To our right side, Detroit is plus-one. This is a great opportunity to run the ball with an extra blocker, especially since the deep safety is rotating away from that side of the field.
Theo cashes in
One of my favorite on-air moments in football analysis came from the 2014 BCS National Championship Game between Auburn and Florida State during the ESPN Film Room Megacast. Florida State left a slot receiver uncovered but Auburn failed to take advantage of the blown coverage. Texas A&M head coach Kevin Sumlin shared a great nugget of joy:
Chris Spielman: Well, if you’re not that type of offense all the time, sometimes you miss it.
Kevin Sumlin: There’s an old saying - it’s unsound only if you make it unsound. If you don’t take advantage of it? It’s not unsound.

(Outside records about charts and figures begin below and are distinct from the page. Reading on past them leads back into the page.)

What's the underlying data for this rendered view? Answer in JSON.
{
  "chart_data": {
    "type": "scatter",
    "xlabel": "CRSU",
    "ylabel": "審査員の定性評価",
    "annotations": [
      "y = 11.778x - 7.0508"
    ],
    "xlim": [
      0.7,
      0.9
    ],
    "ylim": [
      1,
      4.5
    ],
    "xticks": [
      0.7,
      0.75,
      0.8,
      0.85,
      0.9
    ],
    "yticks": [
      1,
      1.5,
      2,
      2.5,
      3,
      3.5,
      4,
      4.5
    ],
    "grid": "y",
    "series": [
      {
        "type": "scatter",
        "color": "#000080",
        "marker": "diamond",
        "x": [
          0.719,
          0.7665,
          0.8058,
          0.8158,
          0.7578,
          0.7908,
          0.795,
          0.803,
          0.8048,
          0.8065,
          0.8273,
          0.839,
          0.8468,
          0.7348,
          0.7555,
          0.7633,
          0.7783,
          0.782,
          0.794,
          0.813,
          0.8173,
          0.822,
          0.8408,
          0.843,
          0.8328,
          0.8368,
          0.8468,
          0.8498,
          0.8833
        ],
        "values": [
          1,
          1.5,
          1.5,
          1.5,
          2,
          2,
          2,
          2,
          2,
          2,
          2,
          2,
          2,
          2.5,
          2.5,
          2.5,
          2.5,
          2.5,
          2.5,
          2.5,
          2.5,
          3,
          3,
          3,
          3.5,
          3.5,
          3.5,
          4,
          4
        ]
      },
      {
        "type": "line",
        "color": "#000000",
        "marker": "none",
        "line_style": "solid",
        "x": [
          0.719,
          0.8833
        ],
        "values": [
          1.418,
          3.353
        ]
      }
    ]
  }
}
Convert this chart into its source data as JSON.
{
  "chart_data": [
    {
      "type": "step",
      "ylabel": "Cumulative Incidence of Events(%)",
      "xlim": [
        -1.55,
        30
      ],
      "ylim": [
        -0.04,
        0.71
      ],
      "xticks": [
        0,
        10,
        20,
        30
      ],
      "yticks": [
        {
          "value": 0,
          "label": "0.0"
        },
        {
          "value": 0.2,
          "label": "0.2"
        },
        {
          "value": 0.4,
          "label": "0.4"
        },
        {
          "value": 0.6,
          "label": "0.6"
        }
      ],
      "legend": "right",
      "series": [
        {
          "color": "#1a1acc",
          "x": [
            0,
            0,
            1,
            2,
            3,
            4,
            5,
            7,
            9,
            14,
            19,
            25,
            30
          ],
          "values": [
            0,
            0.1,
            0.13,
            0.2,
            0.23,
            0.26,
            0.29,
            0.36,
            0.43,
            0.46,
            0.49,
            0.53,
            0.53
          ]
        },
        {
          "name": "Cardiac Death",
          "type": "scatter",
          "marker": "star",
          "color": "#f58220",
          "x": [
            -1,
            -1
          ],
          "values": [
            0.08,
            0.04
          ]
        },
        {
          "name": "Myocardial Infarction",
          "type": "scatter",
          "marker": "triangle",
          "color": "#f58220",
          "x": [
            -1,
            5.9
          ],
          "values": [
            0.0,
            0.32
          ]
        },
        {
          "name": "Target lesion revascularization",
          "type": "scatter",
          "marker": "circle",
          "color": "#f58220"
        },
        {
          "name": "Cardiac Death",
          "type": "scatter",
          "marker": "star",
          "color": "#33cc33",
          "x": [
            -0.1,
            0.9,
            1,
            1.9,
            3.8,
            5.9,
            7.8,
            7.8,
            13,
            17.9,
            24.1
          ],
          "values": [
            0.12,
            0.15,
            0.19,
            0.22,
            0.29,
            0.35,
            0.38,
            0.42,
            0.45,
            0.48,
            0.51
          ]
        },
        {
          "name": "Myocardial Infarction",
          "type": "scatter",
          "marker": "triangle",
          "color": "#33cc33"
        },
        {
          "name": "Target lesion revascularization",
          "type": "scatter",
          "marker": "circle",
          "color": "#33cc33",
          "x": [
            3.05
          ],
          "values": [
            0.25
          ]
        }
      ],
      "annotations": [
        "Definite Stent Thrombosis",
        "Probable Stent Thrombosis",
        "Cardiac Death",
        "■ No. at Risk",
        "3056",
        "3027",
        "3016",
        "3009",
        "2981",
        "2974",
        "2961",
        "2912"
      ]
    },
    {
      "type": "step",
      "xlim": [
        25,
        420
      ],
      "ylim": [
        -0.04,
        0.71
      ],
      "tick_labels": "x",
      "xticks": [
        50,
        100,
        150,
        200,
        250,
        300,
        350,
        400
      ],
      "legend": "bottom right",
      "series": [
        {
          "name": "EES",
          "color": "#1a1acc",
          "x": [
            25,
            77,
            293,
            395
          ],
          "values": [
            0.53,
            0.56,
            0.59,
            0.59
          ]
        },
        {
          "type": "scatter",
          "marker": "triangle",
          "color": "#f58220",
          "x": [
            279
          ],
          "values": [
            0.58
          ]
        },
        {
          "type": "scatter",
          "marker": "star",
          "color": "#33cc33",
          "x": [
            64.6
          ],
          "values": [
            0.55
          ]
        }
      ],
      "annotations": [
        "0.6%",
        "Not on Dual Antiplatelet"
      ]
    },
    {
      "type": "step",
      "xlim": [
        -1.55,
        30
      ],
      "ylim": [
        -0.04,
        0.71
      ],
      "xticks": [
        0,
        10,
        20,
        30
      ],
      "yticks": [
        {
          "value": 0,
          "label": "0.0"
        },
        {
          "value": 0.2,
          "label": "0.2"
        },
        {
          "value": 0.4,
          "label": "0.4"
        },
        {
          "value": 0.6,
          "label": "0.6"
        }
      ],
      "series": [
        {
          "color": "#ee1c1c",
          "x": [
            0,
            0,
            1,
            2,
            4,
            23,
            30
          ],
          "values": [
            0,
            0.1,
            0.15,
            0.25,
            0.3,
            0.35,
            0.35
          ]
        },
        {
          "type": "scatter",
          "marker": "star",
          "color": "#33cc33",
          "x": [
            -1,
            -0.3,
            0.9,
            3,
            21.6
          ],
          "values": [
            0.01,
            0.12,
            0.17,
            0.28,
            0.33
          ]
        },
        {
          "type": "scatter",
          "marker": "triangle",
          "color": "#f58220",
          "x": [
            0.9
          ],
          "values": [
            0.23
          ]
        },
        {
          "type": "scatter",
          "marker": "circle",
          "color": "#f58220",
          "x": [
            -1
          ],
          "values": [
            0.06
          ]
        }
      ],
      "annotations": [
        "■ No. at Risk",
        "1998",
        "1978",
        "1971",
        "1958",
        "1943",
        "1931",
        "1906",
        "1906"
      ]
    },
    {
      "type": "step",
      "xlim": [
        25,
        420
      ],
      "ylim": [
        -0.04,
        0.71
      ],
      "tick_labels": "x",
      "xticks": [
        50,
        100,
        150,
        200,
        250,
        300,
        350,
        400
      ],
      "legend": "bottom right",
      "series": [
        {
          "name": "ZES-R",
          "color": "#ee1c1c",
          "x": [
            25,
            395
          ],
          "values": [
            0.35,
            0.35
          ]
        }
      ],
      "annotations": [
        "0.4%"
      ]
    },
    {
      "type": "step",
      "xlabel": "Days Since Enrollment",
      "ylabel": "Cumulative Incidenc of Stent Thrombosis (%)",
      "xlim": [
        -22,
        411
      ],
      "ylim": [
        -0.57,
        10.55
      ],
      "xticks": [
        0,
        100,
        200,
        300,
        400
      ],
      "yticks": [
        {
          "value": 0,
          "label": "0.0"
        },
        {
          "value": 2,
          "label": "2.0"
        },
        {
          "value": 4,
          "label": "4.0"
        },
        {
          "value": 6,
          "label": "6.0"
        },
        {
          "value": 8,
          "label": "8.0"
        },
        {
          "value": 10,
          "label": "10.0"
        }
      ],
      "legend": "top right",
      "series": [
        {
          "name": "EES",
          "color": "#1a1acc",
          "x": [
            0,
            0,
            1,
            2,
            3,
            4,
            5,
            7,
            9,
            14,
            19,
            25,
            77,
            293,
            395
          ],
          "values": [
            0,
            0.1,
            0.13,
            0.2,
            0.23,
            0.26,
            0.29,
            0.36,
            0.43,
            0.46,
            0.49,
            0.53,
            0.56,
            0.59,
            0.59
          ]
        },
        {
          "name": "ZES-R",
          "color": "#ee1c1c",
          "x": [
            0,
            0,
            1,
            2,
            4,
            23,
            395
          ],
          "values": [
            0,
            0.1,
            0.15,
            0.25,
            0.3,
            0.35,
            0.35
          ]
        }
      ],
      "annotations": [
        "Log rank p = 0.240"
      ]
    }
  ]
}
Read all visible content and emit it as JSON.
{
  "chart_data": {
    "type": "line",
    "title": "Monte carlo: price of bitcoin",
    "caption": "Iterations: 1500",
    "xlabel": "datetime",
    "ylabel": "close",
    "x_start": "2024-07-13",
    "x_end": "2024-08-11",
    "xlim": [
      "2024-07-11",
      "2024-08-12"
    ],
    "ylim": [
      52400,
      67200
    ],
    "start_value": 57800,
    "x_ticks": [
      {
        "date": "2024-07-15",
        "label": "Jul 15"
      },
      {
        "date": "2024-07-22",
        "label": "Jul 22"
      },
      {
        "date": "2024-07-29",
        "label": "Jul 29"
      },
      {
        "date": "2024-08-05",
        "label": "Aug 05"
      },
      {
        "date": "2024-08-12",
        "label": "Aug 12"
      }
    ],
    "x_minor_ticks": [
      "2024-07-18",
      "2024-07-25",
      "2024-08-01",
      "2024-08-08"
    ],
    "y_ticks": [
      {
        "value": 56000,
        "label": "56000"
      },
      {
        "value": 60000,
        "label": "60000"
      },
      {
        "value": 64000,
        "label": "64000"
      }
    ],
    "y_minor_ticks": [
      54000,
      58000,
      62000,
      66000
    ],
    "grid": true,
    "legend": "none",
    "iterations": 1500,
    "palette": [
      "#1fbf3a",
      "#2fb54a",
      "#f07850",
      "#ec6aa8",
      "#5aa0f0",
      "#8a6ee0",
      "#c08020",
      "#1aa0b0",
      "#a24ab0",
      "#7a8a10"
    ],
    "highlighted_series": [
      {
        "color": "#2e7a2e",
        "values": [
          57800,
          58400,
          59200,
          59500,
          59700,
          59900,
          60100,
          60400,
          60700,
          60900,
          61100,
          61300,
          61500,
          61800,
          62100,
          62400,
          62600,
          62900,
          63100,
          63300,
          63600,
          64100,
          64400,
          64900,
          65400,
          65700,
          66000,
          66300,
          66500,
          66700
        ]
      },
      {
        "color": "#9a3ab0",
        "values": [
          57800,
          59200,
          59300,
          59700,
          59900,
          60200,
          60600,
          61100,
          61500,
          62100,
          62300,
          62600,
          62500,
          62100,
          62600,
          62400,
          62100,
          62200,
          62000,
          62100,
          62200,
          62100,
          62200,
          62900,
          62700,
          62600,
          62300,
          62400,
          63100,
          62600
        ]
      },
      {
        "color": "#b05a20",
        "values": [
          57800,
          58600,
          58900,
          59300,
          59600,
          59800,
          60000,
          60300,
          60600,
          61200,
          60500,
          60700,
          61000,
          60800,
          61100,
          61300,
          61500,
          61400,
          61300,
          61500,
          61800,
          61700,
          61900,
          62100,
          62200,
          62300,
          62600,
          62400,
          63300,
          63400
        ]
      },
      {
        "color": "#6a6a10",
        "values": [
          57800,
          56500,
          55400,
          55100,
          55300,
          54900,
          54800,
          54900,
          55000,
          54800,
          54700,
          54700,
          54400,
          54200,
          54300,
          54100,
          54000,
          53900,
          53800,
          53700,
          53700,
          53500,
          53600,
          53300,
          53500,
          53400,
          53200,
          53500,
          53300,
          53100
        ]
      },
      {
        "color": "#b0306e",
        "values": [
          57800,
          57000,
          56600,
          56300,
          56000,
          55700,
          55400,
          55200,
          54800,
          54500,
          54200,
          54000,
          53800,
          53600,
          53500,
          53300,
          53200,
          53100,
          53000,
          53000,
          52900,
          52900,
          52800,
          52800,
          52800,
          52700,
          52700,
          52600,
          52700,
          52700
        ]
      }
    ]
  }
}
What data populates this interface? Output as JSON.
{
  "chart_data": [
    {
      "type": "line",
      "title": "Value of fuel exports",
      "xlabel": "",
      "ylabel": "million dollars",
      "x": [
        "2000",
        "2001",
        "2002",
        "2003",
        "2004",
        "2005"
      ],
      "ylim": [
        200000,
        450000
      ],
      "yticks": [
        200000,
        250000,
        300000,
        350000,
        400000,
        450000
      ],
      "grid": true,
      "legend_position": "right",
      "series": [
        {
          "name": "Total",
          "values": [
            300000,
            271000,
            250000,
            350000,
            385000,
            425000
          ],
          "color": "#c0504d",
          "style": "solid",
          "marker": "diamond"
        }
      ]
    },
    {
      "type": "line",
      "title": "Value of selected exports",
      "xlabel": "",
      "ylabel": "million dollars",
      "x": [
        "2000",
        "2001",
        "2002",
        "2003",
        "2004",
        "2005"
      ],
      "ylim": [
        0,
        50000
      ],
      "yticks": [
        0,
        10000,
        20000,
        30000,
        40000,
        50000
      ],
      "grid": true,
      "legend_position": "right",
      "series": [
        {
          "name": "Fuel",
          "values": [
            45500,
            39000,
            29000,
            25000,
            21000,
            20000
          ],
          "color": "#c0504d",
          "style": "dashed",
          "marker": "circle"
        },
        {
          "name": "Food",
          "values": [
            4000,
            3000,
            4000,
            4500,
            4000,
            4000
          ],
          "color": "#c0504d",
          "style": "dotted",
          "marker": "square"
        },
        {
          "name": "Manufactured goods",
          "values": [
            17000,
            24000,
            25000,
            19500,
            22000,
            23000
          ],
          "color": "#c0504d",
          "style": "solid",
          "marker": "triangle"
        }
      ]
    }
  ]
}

On the broadcast from the Colts-Lions game, it is obvious how surprised Stafford is to see this tremendous opportunity. After coming up out of the decoy snap stance, his mind is racing and instead of a regular audible call, he barks out: “Hey! Give me, uh... give me Lobster! Lobster! Track 52!” Here is the Lobster he came up with:
It is a power run to Detroit’s left: both Larry Warford and Laken Tomlinson trap their assignments play side while Decker swims over the DT and more or less cracks back on the MLB. (Jackson). The Colts linemen that were supposed to be trapped get kind of muddled up in a mess, but such are the joys of being plus-one to the play side that it doesn’t even matter. Ebron had a good block on Moore for Riddick to cut behind and away from Adams, and Marvin Jones also did fine work blocking downfield near the goal line. (Watch the entire play here on Youtube from the NFL’s official channel)
Presented with a golden opportunity, the Lions’ veteran field general made an executive decision. Stafford’s quick thinking got the team into a good play, resulting in points on the board. Lobster for everyone!